When I was in my late teens I sang in my church choir in Our Lady of the Rosary Church in Spencer, Massachusetts. We were about 25 members in all and I remember us being the biggest and most wonderful cast of characters youÕve ever seen assembled. We were different shapes, sizes, ages and ethnicities but we all loved to sing and we made a beautiful noise.

I spent a number of years in that choir loft. In fact, every time I attended Mass during those years I was in the choir loft with a birdseye view of all the goings on. You knew where the same people would sit week after week. You would notice if they were missing or on vacation. You could see those who were reading the bulletin during the homily -- which never happens here, thank God! You could see young siblings get separated by their parents because they were either fighting with one another, or having a little bit too much fun. During Midnight Mass and Easter morning you would see a colorful and wonderful wall to wall sea of people.

I was thinking about my days in the choir this past week because I was thinking about the power of prayer when a community comes together and prays; for in the Gospel this week is reads -- If two of you agree on earth about anything for which they are to pray, it shall be granted to them by my heavenly Father. for where two or three are gathered together in my name, there am I in the midst of them.
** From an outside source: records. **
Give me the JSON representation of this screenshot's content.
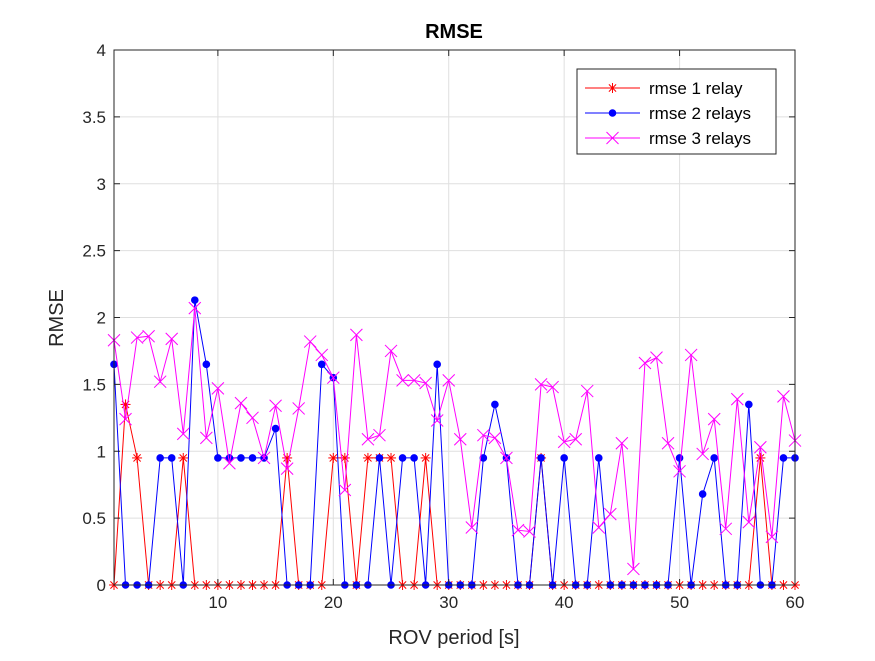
{
  "chart_data": {
    "type": "line",
    "title": "RMSE",
    "xlabel": "ROV period [s]",
    "ylabel": "RMSE",
    "xlim": [
      1,
      60
    ],
    "ylim": [
      0,
      4
    ],
    "xticks": [
      10,
      20,
      30,
      40,
      50,
      60
    ],
    "yticks": [
      0,
      0.5,
      1,
      1.5,
      2,
      2.5,
      3,
      3.5,
      4
    ],
    "ytick_labels": [
      "0",
      "0.5",
      "1",
      "1.5",
      "2",
      "2.5",
      "3",
      "3.5",
      "4"
    ],
    "grid": true,
    "legend_position": "top-right",
    "x": [
      1,
      2,
      3,
      4,
      5,
      6,
      7,
      8,
      9,
      10,
      11,
      12,
      13,
      14,
      15,
      16,
      17,
      18,
      19,
      20,
      21,
      22,
      23,
      24,
      25,
      26,
      27,
      28,
      29,
      30,
      31,
      32,
      33,
      34,
      35,
      36,
      37,
      38,
      39,
      40,
      41,
      42,
      43,
      44,
      45,
      46,
      47,
      48,
      49,
      50,
      51,
      52,
      53,
      54,
      55,
      56,
      57,
      58,
      59,
      60
    ],
    "series": [
      {
        "name": "rmse 1 relay",
        "color": "#ff0000",
        "marker": "asterisk",
        "values": [
          0,
          1.35,
          0.95,
          0,
          0,
          0,
          0.95,
          0,
          0,
          0,
          0,
          0,
          0,
          0,
          0,
          0.95,
          0,
          0,
          0,
          0.95,
          0.95,
          0,
          0.95,
          0.95,
          0.95,
          0,
          0,
          0.95,
          0,
          0,
          0,
          0,
          0,
          0,
          0,
          0,
          0,
          0.95,
          0,
          0,
          0,
          0,
          0,
          0,
          0,
          0,
          0,
          0,
          0,
          0,
          0,
          0,
          0,
          0,
          0,
          0,
          0.95,
          0,
          0,
          0
        ]
      },
      {
        "name": "rmse 2 relays",
        "color": "#0000ff",
        "marker": "dot",
        "values": [
          1.65,
          0,
          0,
          0,
          0.95,
          0.95,
          0,
          2.13,
          1.65,
          0.95,
          0.95,
          0.95,
          0.95,
          0.95,
          1.17,
          0,
          0,
          0,
          1.65,
          1.55,
          0,
          0,
          0,
          0.95,
          0,
          0.95,
          0.95,
          0,
          1.65,
          0,
          0,
          0,
          0.95,
          1.35,
          0.95,
          0,
          0,
          0.95,
          0,
          0.95,
          0,
          0,
          0.95,
          0,
          0,
          0,
          0,
          0,
          0,
          0.95,
          0,
          0.68,
          0.95,
          0,
          0,
          1.35,
          0,
          0,
          0.95,
          0.95
        ]
      },
      {
        "name": "rmse 3 relays",
        "color": "#ff00ff",
        "marker": "cross",
        "values": [
          1.83,
          1.24,
          1.85,
          1.86,
          1.52,
          1.84,
          1.13,
          2.07,
          1.1,
          1.47,
          0.91,
          1.36,
          1.25,
          0.95,
          1.34,
          0.87,
          1.32,
          1.82,
          1.72,
          1.55,
          0.71,
          1.87,
          1.09,
          1.12,
          1.75,
          1.53,
          1.53,
          1.51,
          1.23,
          1.53,
          1.09,
          0.43,
          1.12,
          1.1,
          0.95,
          0.41,
          0.4,
          1.5,
          1.48,
          1.07,
          1.09,
          1.45,
          0.43,
          0.53,
          1.06,
          0.12,
          1.66,
          1.7,
          1.06,
          0.85,
          1.72,
          0.98,
          1.24,
          0.42,
          1.39,
          0.47,
          1.03,
          0.36,
          1.41,
          1.08
        ]
      }
    ]
  }
}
My favorite image of this power was experienced at the Easter Vigil each year. All the lights would go out in the Church one by one. Until all the lights were off except up in the choir loft. Then we would turn our overhead light out, and the organist would turn out her light which illuminated the sheet music and finally we would be in complete darkness.

Slowly the deacon would bring in the Paschal Candle chanting -- Christ our Light -- until he reached the front of the Church and then from the best view in the Church I would watch this flame get spread down the pews and aisles from candle to candle, and in a matter of moments the entire church would be bright enough to illuminate the ribbing of the high vaulted ceilings in this massive, gothic structure.

I loved that moment. It was powerful. One could see the power of community. The power of our individual lights united. The power of prayer.

I guess this is the image that I have carried around with me all of these years illustrating the power of community prayer. I believe in it as clearly as I could see the hundreds of candles illuminating a once dark church.

And, yesterday when I picked up the morning paper and read the headlines that a mid-East peace plan had been agreed upon, I said -- thank you, God, for listening to the prayers that this community has been praying every morning. Thank you for answering our powerful prayer prayed as a community.

Now all these years later I get a similar view of things from the choir loft as a Priest presiding -- but now I am in the front of the Church. And there are times that I wish you and I could trade places for a moment so you could see what I see. It is a beautiful and powerful sight.